Contributos da FENPROF para o Relatório Final do Conselho de Acompanhamento e Avaliação do Novo Modelo de Direcção, Administração e Gestão
1. ADEQUAÇÃO DO MODELO A OBJECTIVOS DE POLÍTICA
EDUCATIVA E DE DINÂMICA ORGANIZACIONAL
1.1. PARTICIPAÇÃO DOS ACTORES
. DEMOCRATICIDADE
. REPRESENTATIVIDADE
. INTEGRAÇÃO COMUNITÁRIA
A participação dos actores, prevista e concretizada
a diferentes níveis, constitui, porventura, um dos mais significativos
indicadores do falhanço do modelo em experiência, principalmente
se recordarmos que uma maior e melhor participação
dos diferentes actores envolvidos, e até uma maior democraticidade
do modelo, foram apresentadas como principal vector das transformações
a operar no domínio da direcção e gestão
das nossas escolas.
Analisando esta componente pelos ângulos da democraticidade,
representatividade e integração comunitária,
a FENPROF entende realçar os seguintes aspectos:
. A experiência evidencia que, se a democracia formal,
presente na constituição de alguns orgãos (nomeadamente
o Conselho de Escola), foi respeitada no essencial dos processos
conhecidos, o conceito de democracia participativa foi insuficientemente
acautelado, não se podendo dizer que constitua no conjunto
das escolas da rede experimental uma mais valia introduzida pelo
modelo em apreço.
. Pelo contrário, estaremos mesmo perante um decréscimo
de democraticidade se atentarmos na distância maior entre
decisores e público-alvo dessas decisões, evidenciada
pelas críticas frequentes de mais difícil acesso à
informação interna à escola/área escolar,
com reflexos negativos na participação dos vários
intervenientes.
. Democraticidade é, para a FENPROF, um conceito com conteúdo,
traduzido por condições de elegibilidade, colegialidade
e garantias de participação efectiva.

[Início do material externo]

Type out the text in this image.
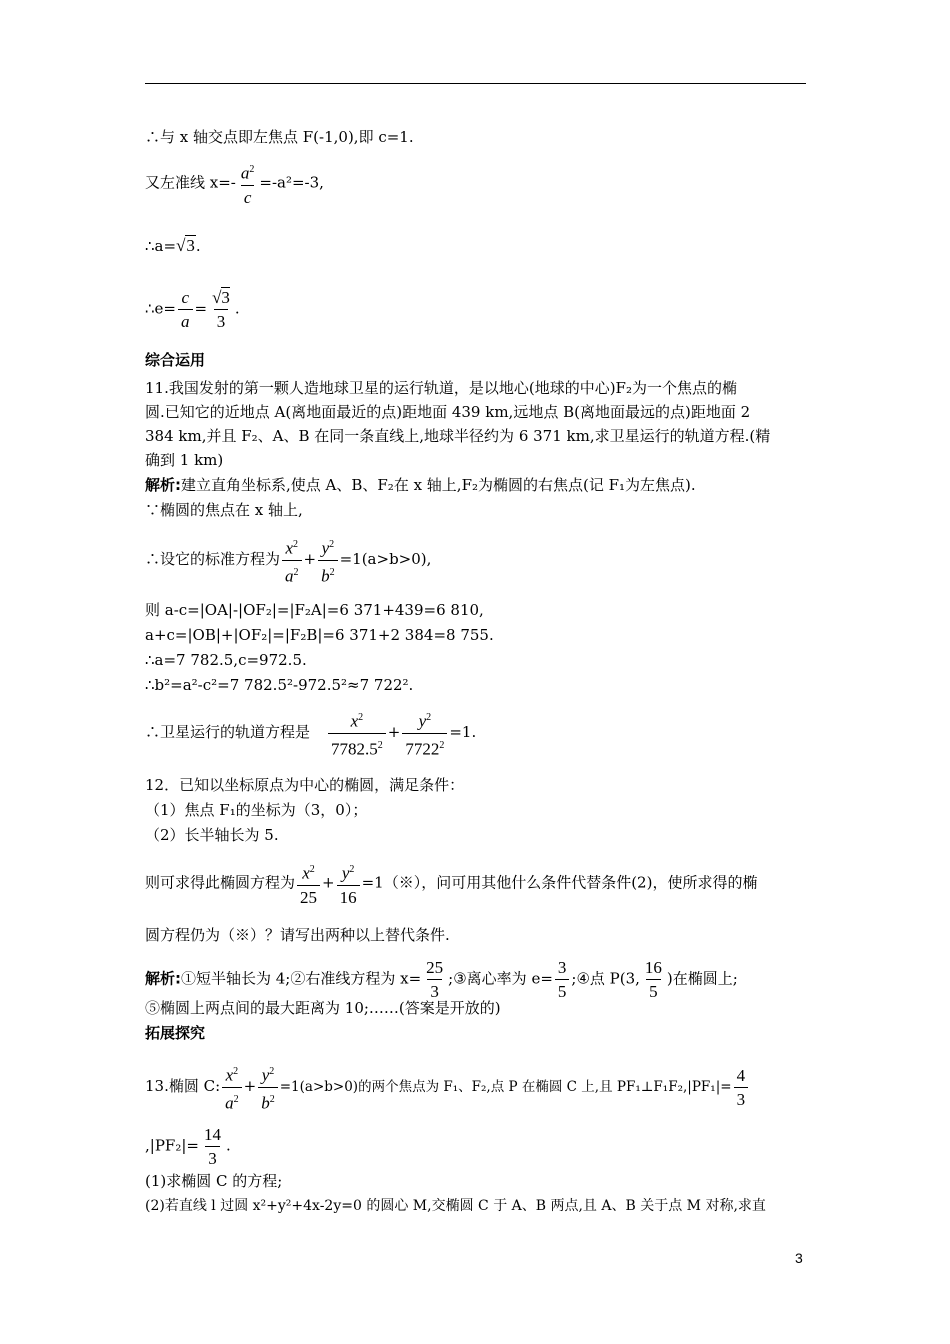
∴与 x 轴交点即左焦点 F(-1,0),即 c=1.
又左准线 $x=- \frac{a^2}{c} =-a^2=-3$,
∴a=√3.
∴e= $\frac{c}{a} = \frac{√3}{3}$ .
综合运用
11.我国发射的第一颗人造地球卫星的运行轨道，是以地心(地球的中心)F₂为一个焦点的椭
圆.已知它的近地点 A(离地面最近的点)距地面 439 km,远地点 B(离地面最远的点)距地面 2
384 km,并且 F₂、A、B 在同一条直线上,地球半径约为 6 371 km,求卫星运行的轨道方程.(精
确到 1 km)
解析:建立直角坐标系,使点 A、B、F₂在 x 轴上,F₂为椭圆的右焦点(记 F₁为左焦点).
∵椭圆的焦点在 x 轴上,
∴设它的标准方程为 $\frac{x^2}{a^2} + \frac{y^2}{b^2} =1(a>b>0)$,
则 a-c=|OA|-|OF₂|=|F₂A|=6 371+439=6 810,
a+c=|OB|+|OF₂|=|F₂B|=6 371+2 384=8 755.
∴a=7 782.5,c=972.5.
∴b²=a²-c²=7 782.5²-972.5²≈7 722².
∴卫星运行的轨道方程是 $\frac{x^2}{7782.5^2} + \frac{y^2}{7722^2} =1$.
12．已知以坐标原点为中心的椭圆，满足条件：
（1）焦点 F₁的坐标为（3，0）；
（2）长半轴长为 5.
则可求得此椭圆方程为 $\frac{x^2}{25} + \frac{y^2}{16}$ =1（※），问可用其他什么条件代替条件(2)，使所求得的椭
圆方程仍为（※）？请写出两种以上替代条件.
解析:①短半轴长为 4;②右准线方程为 $x= \frac{25}{3}$ ;③离心率为 $e= \frac{3}{5}$ ;④点 P(3, $\frac{16}{5}$ )在椭圆上;
⑤椭圆上两点间的最大距离为 10;……(答案是开放的)
拓展探究
13.椭圆 C: $\frac{x^2}{a^2} + \frac{y^2}{b^2} =1(a>b>0)$的两个焦点为 F₁、F₂,点 P 在椭圆 C 上,且 PF₁⊥F₁F₂,|PF₁|= $\frac{4}{3}$
$,|PF_2|= \frac{14}{3}$ .
(1)求椭圆 C 的方程;
(2)若直线 l 过圆 x²+y²+4x-2y=0 的圆心 M,交椭圆 C 于 A、B 两点,且 A、B 关于点 M 对称,求直
3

Também
se pode falar em menos democracia quando se subverte a colegialidade
do orgão de gestão e se aposta num cargo unipessoal,
na calha de uma profissionalização da gestão
que tem mais a ver com lógicas empresariais do que com a
dinamização de espaços pedagógicos.
. Pode-se falar em decréscimo de participação
e envolvimento, concretamente dos professores, quando se esvazia
de poderes o Conselho Pedagógico, subalternizado na hierarquia
de competências dentro da escola, burocratizado na sua articulação
com as estruturas que o suportam, mero executor de propostas e orientações
que a outros cabe decidir.
. Exemplo significativo dos equívocos criados pela retórica
do reforço democrático é o do Conselho de Escola,
quer por este se ter configurado como um orgão de novo tipo,
destinado a assegurar a direcção da escola/área
escolar de uma forma participada e comunitária, quer por
se tratar de um orgão de tipo parlamentar onde confluíram
todos os intervenientes que os legisladores decidiram trazer para
a escola, independentemente de os seus interesses nela serem mais
próximos, mais profundos ou mais direcionados para o seu
quotidiano.
. Se, no primeiro plano, o Conselho de Escola nunca se conseguiu
verdadeiramente libertar da indefinição de competências
essenciais com que foi criado, e teve que viver com a 'sombra' permanente
de um director executivo bem mais agilizado no que concerne à
sua inserção no 'xadrês do poder' na escola,
logo sendo pouco orgão de direcção,
no segundo plano, a eficácia da participação
conseguida no seu funcionamento regular é claramente insuficiente,
funcionando como um factor acrescido de desmotivação
pessoal dos seus membros.
. Se as dificuldades de participação referidas atravessam
todos os níveis de ensino envolvidos na experiência,
elas assumem particular realce nas escolas do 1º ciclo do ensino
básico e jardins de infância, dadas as características
de dispersão da rede escolar, do isolamento e ainda da falta
de apoios elementares ao seu funcionamento normal.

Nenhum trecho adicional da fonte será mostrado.